Il n’y a pas que des perdants
Certes, les joueurs internationaux s’y cassent la tête, note Gino Van Ossel. En Wallonie, par exemple, le pouvoir d’achat est plus faible et les ventes ne se développent pas comme en Flandre. En outre, pas tous les consommateurs sont affectés de manière pareille par l’inflation. « Prenons l’exemple d’un fonctionnaire dont le salaire a augmenté plusieurs fois l’année dernière, qui a des panneaux solaires et qui bénéficie toujours d’un tarif d’énergie fixe. Lui, il a même gagné en pouvoir d’achat. »
La liaison automatique des salaires à l’indice est d’ailleurs unique en Belgique. Pour la première fois, le contraste est si fort que les départements belges ne parviennent plus à l’expliquer à leurs sièges. Les sièges internationaux demanderont alors de réduire les coûts, soupçonne Van Ossel.
Pénurie structurelle sur le marché du travail
Par conséquent, on peut s’attendre à peu d’innovations spectaculaires cette année. Les entreprises tenteront surtout de rester sur les rails, estime Van Ossel. « Nous sortons d’une période financièrement difficile et l’amélioration n’est pas certaine. Le résultat est une double prudence, mais aussi un exercice d’équilibre difficile. Les entreprises doivent continuer à se préparer pour l’avenir, tout en s’assurant de passer le cap du présent. »
En particulier, le resserrement de la main-d’œuvre crée un cercle vicieux. Le chômage recommence à augmenter, ce qui offre aux détaillants davantage de possibilités de recrutement, mais ils ne doivent pas oublier qu’il existe également un problème structurel. De toute façon, à long terme, le vieillissement de la population entraîne une diminution de la main-d’œuvre. Une marque employeur forte reste donc plus que jamais nécessaire, tout comme la durabilité et la numérisation.
« C’est un investissement, mais grâce à la numérisation, les détaillants peuvent économiser sur le personnel et les coûts. Ils doivent juste s’assurer qu’ils font forte attention aux liquidités. » Les magasins sans personnel, par exemple, sont envisageables s’ils sont rapidement rentables, mais s’ils sont encore trop chers, l’expansion sera freinée pour le moment. Amazon en est la meilleure preuve : surtout dans les magasins high-tech chers, il faut en finir avec moins de personnel. Des projets de prestige comme les robots de livraison et ménagers s’arrêtent même.
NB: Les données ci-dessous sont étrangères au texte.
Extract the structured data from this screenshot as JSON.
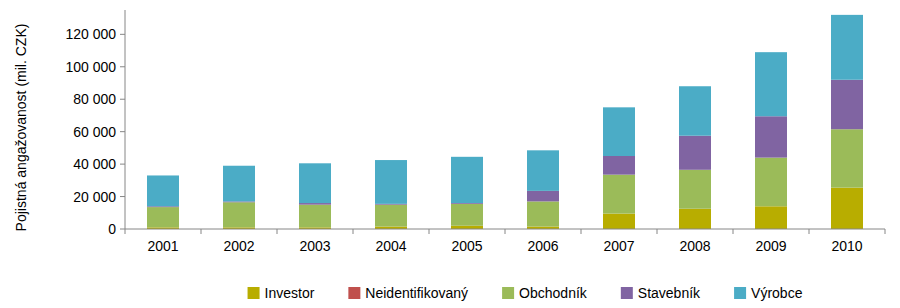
{
  "chart_data": {
    "type": "bar",
    "stacked": true,
    "y_label": "Pojistná angažovanost  (mil. CZK)",
    "categories": [
      "2001",
      "2002",
      "2003",
      "2004",
      "2005",
      "2006",
      "2007",
      "2008",
      "2009",
      "2010"
    ],
    "series": [
      {
        "name": "Investor",
        "color": "#b8ad00",
        "values": [
          1000,
          1000,
          1000,
          1500,
          2000,
          1500,
          9500,
          12500,
          14000,
          25500
        ]
      },
      {
        "name": "Neidentifikovaný",
        "color": "#c0504d",
        "values": [
          0,
          0,
          0,
          0,
          0,
          0,
          0,
          0,
          0,
          0
        ]
      },
      {
        "name": "Obchodník",
        "color": "#9bbb59",
        "values": [
          12500,
          15500,
          14000,
          13500,
          13500,
          15500,
          24000,
          24000,
          30000,
          36000
        ]
      },
      {
        "name": "Stavebník",
        "color": "#8064a2",
        "values": [
          500,
          500,
          1000,
          500,
          500,
          6500,
          11500,
          21000,
          25500,
          30500
        ]
      },
      {
        "name": "Výrobce",
        "color": "#4bacc6",
        "values": [
          19000,
          22000,
          24500,
          27000,
          28500,
          25000,
          30000,
          30500,
          39500,
          40000
        ]
      }
    ],
    "ylim": [
      0,
      135000
    ],
    "yticks": [
      0,
      {
        "value": 20000,
        "label": "20 000"
      },
      {
        "value": 40000,
        "label": "40 000"
      },
      {
        "value": 60000,
        "label": "60 000"
      },
      {
        "value": 80000,
        "label": "80 000"
      },
      {
        "value": 100000,
        "label": "100 000"
      },
      {
        "value": 120000,
        "label": "120 000"
      }
    ],
    "grid": false,
    "legend": "bottom"
  }
}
La fin du mois, pas du monde
De même, les consommateurs et les entreprises pensent actuellement plus à la fin du mois qu’à la fin du monde. Toutes les enquêtes montrent que les consommateurs continuent à trouver la durabilité importante, mais « les gens ne font pas toujours ce qu’ils disent – et ne disent pas toujours ce qu’ils font ». « La durabilité qui génère des retours financiers immédiats oui, mais des investissements de luxe probablement pas. Vous pouvez voir que l’accent est fortement mis sur ces gains rapides, tels que les bornes de recharge, l’énergie et la réduction des emballages. »
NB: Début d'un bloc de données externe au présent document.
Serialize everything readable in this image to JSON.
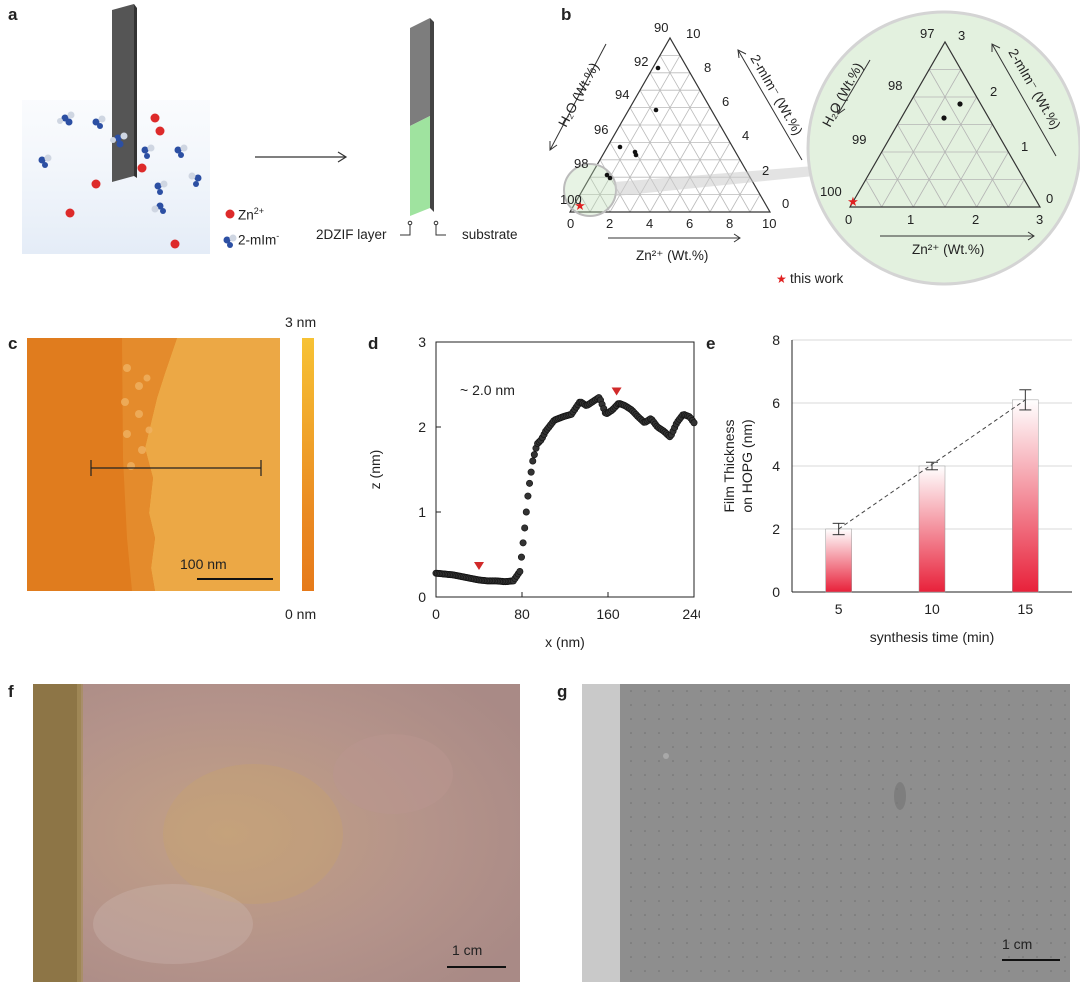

« Heureusement, il y a une certaine robustesse parmi les grands joueurs. Les maillons les plus faibles ont déjà disparu. Les cartes sont moins favorables pour les commerces indépendants », conclut Gino Van Ossel. En termes de chiffre d’affaires, de nombreuses entreprises et secteurs étaient déjà sortis du creux de la pandémie avant la guerre en Ukraine, ce qui offre des perspectives favorables.